Wer hat Europa verloren?

CAMBRIDGE – Der Finanzkollaps in Europa ist abgewendet worden – vorerst. Die Zukunft der Europäischen Union und das Schicksal der Eurozone sind jedoch nach wie vor in der Schwebe. Wenn Europa keinen Weg findet die Wirtschaft des Kontinentes bald zu reaktivieren, wird es über Jahre zu gedrückter Stimmung und gegenseitigen Schuldzuweisungen verdammt sein, „wer das europäische Projekt sabotiert hat“.

Europa hat 2009 einen schlimmeren Zusammenbruch erlitten als die Vereinigten Staaten und die europäische Wirtschaft steht vor einer wesentlich schleppenderen Erholung – wenn man es so nennen kann. Für dieses Jahr erwartet der Internationale Währungsfonds ein Wachstum von nur 1% für die Eurozone und im Jahr 2011 rechnet er mit 1,5%, verglichen mit 3,1 und 2,6% für die USA. Sogar Japan, das sich seit den Neunzigerjahren in einer tiefen Krise befindet, wird ein schnelleres Wachstum prognostiziert als Europa.
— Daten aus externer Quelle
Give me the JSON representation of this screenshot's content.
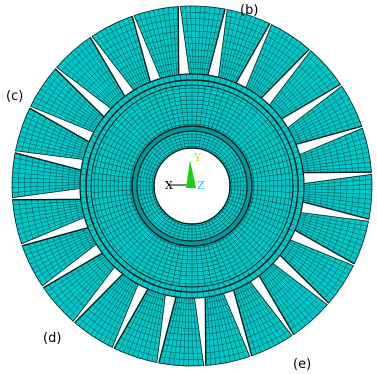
{
  "labels": {
    "b": "(b)",
    "c": "(c)",
    "d": "(d)",
    "e": "(e)"
  },
  "triad": {
    "x": "X",
    "y": "Y",
    "z": "Z"
  },
  "colors": {
    "mesh_fill": "#00c8c8",
    "mesh_fill_dark": "#009a9a",
    "mesh_line": "#0a1a1a",
    "background": "#ffffff",
    "triad_x": "#000000",
    "triad_y": "#d8d800",
    "triad_z": "#00c8ff",
    "triad_cone": "#19d019"
  },
  "model": {
    "blade_count": 24,
    "ring_band_count": 4
  }
}
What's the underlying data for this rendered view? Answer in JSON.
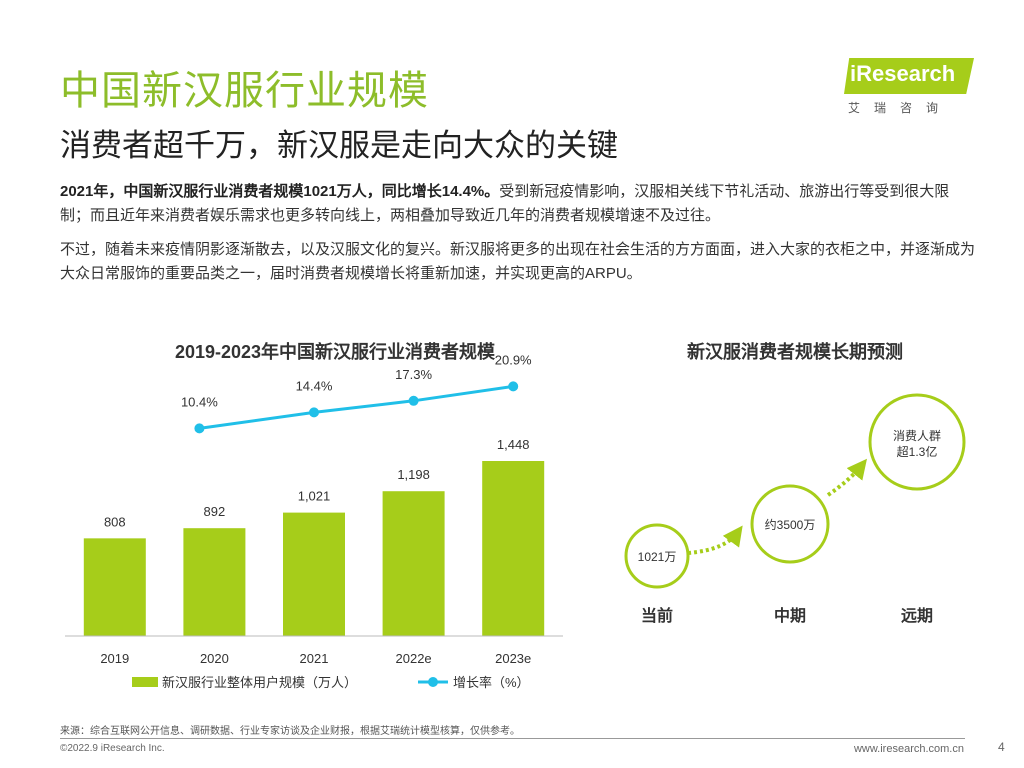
{
  "header": {
    "title": "中国新汉服行业规模",
    "subtitle": "消费者超千万，新汉服是走向大众的关键"
  },
  "logo": {
    "brand": "iResearch",
    "sub": "艾瑞咨询"
  },
  "body": {
    "p1_strong": "2021年，中国新汉服行业消费者规模1021万人，同比增长14.4%。",
    "p1_rest": "受到新冠疫情影响，汉服相关线下节礼活动、旅游出行等受到很大限制；而且近年来消费者娱乐需求也更多转向线上，两相叠加导致近几年的消费者规模增速不及过往。",
    "p2": "不过，随着未来疫情阴影逐渐散去，以及汉服文化的复兴。新汉服将更多的出现在社会生活的方方面面，进入大家的衣柜之中，并逐渐成为大众日常服饰的重要品类之一，届时消费者规模增长将重新加速，并实现更高的ARPU。"
  },
  "chart_data": [
    {
      "type": "bar",
      "title": "2019-2023年中国新汉服行业消费者规模",
      "categories": [
        "2019",
        "2020",
        "2021",
        "2022e",
        "2023e"
      ],
      "series": [
        {
          "name": "新汉服行业整体用户规模（万人）",
          "type": "bar",
          "color": "#a6cd1a",
          "values": [
            808,
            892,
            1021,
            1198,
            1448
          ],
          "labels": [
            "808",
            "892",
            "1,021",
            "1,198",
            "1,448"
          ]
        },
        {
          "name": "增长率（%）",
          "type": "line",
          "color": "#20bfe8",
          "values": [
            10.4,
            14.4,
            17.3,
            20.9
          ],
          "x": [
            "2020",
            "2021",
            "2022e",
            "2023e"
          ],
          "labels": [
            "10.4%",
            "14.4%",
            "17.3%",
            "20.9%"
          ]
        }
      ],
      "ylim": [
        0,
        2000
      ],
      "grid": false,
      "legend": "bottom"
    },
    {
      "type": "diagram",
      "title": "新汉服消费者规模长期预测",
      "stages": [
        {
          "label": "当前",
          "value": "1021万"
        },
        {
          "label": "中期",
          "value": "约3500万"
        },
        {
          "label": "远期",
          "value_lines": [
            "消费人群",
            "超1.3亿"
          ]
        }
      ]
    }
  ],
  "footer": {
    "source": "来源：综合互联网公开信息、调研数据、行业专家访谈及企业财报，根据艾瑞统计模型核算，仅供参考。",
    "copyright": "©2022.9 iResearch Inc.",
    "url": "www.iresearch.com.cn",
    "page": "4"
  },
  "colors": {
    "accent": "#8dbd2a",
    "bar": "#a6cd1a",
    "line": "#20bfe8"
  }
}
Das europäische Wachstum wird von Schuldenproblemen und anhaltender Besorgnis über die Zahlungsfähigkeit von Griechenland und anderen hoch verschuldeten EU-Mitgliedern gehemmt. Während der private Sektor den Grad seiner Verschuldung reduziert und versucht seine Bilanzen zu sanieren, sind der Konsum und die Investitionsnachfrage eingebrochen und verursachen damit auch Rückgänge in der Produktion. Abgesehen von Sparmaßnahmen haben europäische Spitzenpolitiker bisher keine Lösung für das Wachstumsproblem vorgeschlagen.